Sometimes I think I am a fairly grown-up person these days, 26 now and pretty much making my own way in the world, on good terms with my family, happy with my friends and my partner and, if on precarious employment ground, at least taking proactive steps to get some better training and find a new job. Sometimes I think I’m an adult. And then sometimes I get whacked across the face with something that makes me realize I am not ready to be a grown-up because I just want to curl up with a teddy bear and cry at how unfair the world is. I am not ready to be a grown-up if being a grown-up means learning that someone I knew long ago but remember very warmly has had a recurrence of cancer and pretty bleak prospects of recovery.

We haven’t spoken in years, but he was one of the first people I ever met online. He was a few years older and I suspect it was a little embarrassing for him to have this adolescent kid with a rather obvious crush on him, but he was so unfailingly kind to me. I was in the first major depressive episode of my life and most of the time I just wanted to die. But fairly regularly my phone would ring late at night, a long-distance call all the way from the other side of the country, and a boy I’d never met would take some time to make a very sad girl laugh. He could always, always make me laugh, even on days when cracking a smile had felt like more than I could bear for most of the day.

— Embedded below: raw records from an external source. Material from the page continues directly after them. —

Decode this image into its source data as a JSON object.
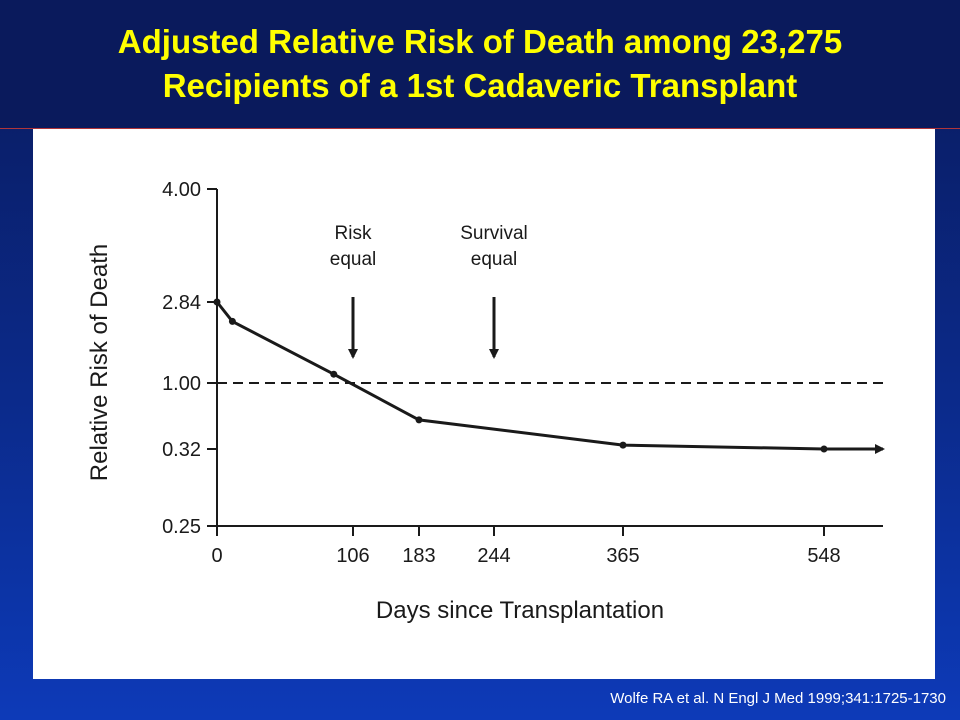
{
  "slide": {
    "title_line1": "Adjusted Relative Risk of Death among 23,275",
    "title_line2": "Recipients of a 1st Cadaveric Transplant",
    "citation": "Wolfe RA et al. N Engl J Med 1999;341:1725-1730",
    "title_color": "#ffff00",
    "background_color": "#0b2a8a"
  },
  "chart_data": {
    "type": "line",
    "title": "",
    "xlabel": "Days since Transplantation",
    "ylabel": "Relative Risk of Death",
    "x_ticks": [
      "0",
      "106",
      "183",
      "244",
      "365",
      "548"
    ],
    "y_ticks": [
      "4.00",
      "2.84",
      "1.00",
      "0.32",
      "0.25"
    ],
    "series": [
      {
        "x": [
          0,
          12,
          91,
          183,
          365,
          548,
          610
        ],
        "y": [
          2.84,
          2.4,
          1.2,
          0.62,
          0.36,
          0.32,
          0.32
        ]
      }
    ],
    "reference_line": {
      "y": 1.0,
      "style": "dashed"
    },
    "annotations": [
      {
        "lines": [
          "Risk",
          "equal"
        ],
        "x": 106
      },
      {
        "lines": [
          "Survival",
          "equal"
        ],
        "x": 244
      }
    ],
    "xlim": [
      0,
      610
    ],
    "grid": false,
    "legend": "none"
  }
}
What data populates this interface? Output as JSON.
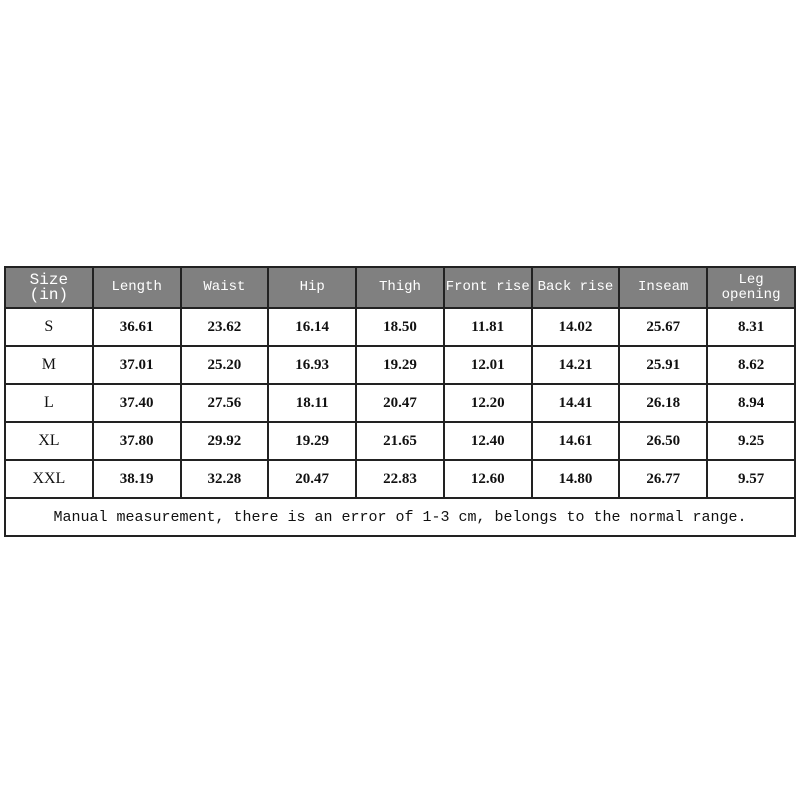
{
  "table": {
    "headers": [
      "Size (in)",
      "Length",
      "Waist",
      "Hip",
      "Thigh",
      "Front rise",
      "Back rise",
      "Inseam",
      "Leg opening"
    ],
    "header_size_line1": "Size",
    "header_size_line2": "(in)",
    "rows": [
      [
        "S",
        "36.61",
        "23.62",
        "16.14",
        "18.50",
        "11.81",
        "14.02",
        "25.67",
        "8.31"
      ],
      [
        "M",
        "37.01",
        "25.20",
        "16.93",
        "19.29",
        "12.01",
        "14.21",
        "25.91",
        "8.62"
      ],
      [
        "L",
        "37.40",
        "27.56",
        "18.11",
        "20.47",
        "12.20",
        "14.41",
        "26.18",
        "8.94"
      ],
      [
        "XL",
        "37.80",
        "29.92",
        "19.29",
        "21.65",
        "12.40",
        "14.61",
        "26.50",
        "9.25"
      ],
      [
        "XXL",
        "38.19",
        "32.28",
        "20.47",
        "22.83",
        "12.60",
        "14.80",
        "26.77",
        "9.57"
      ]
    ],
    "note": "Manual measurement, there is an error of 1-3 cm, belongs to the normal range.",
    "header_bg": "#808080",
    "header_text_color": "#ffffff"
  }
}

I don’t know if I ever told him, or any of that group of friends with whom I have mostly lost touch over the years, how much they have to do with the fact that I lived through those years. I wish I had. I wish I had kept in touch. They were lifelines for me, and he in particular was a lifeline for me, at a time when I needed one badly. And there’s not a thing in the world I can do to return the favor. I can’t fix cancer with a phone call. I wouldn’t even know this was happening to him, if there weren’t still one friend we have in common after all these years.

We never did meet, but we exchanged pictures once, and somewhere I still have my picture of him. I don’t know where it is right now, but I can call it up in my memory. He’s outdoors somewhere, smiling, and so young although he looked terribly adult to me at the time. That’s how he still is in my head, a young happy-looking boy outside on a beautiful day, and a warm laughing voice on the phone. I don’t know how to picture him sick in a hospital bed, I don’t know how to imagine that voice tired and sad and not laughing anymore. I hope that’s because wherever he is, even if he is tired and sad, he still has that same terrific laugh. I don’t think I want to be an adult anymore if it means someone only a little older than I am, someone I’ve known since I was about twelve, is dying. He was a good guy and I’m sure he still is, and although we haven’t spoken in a long time, I’m absolutely positive that the world is a better place for having him in it.

I don’t know what to do with this overwhelming sadness and anger I’m feeling tonight at the idea that he may be gone from it much, much sooner than he should. I’d like someone to just hug me and tell me it’s all going to be okay, he’s going to be okay, that bad things like this don’t happen to the people who touch your life so strongly, if briefly. But of course that’s not true, and I know that because I’m a grown-up now. I think I’d like a break from being one.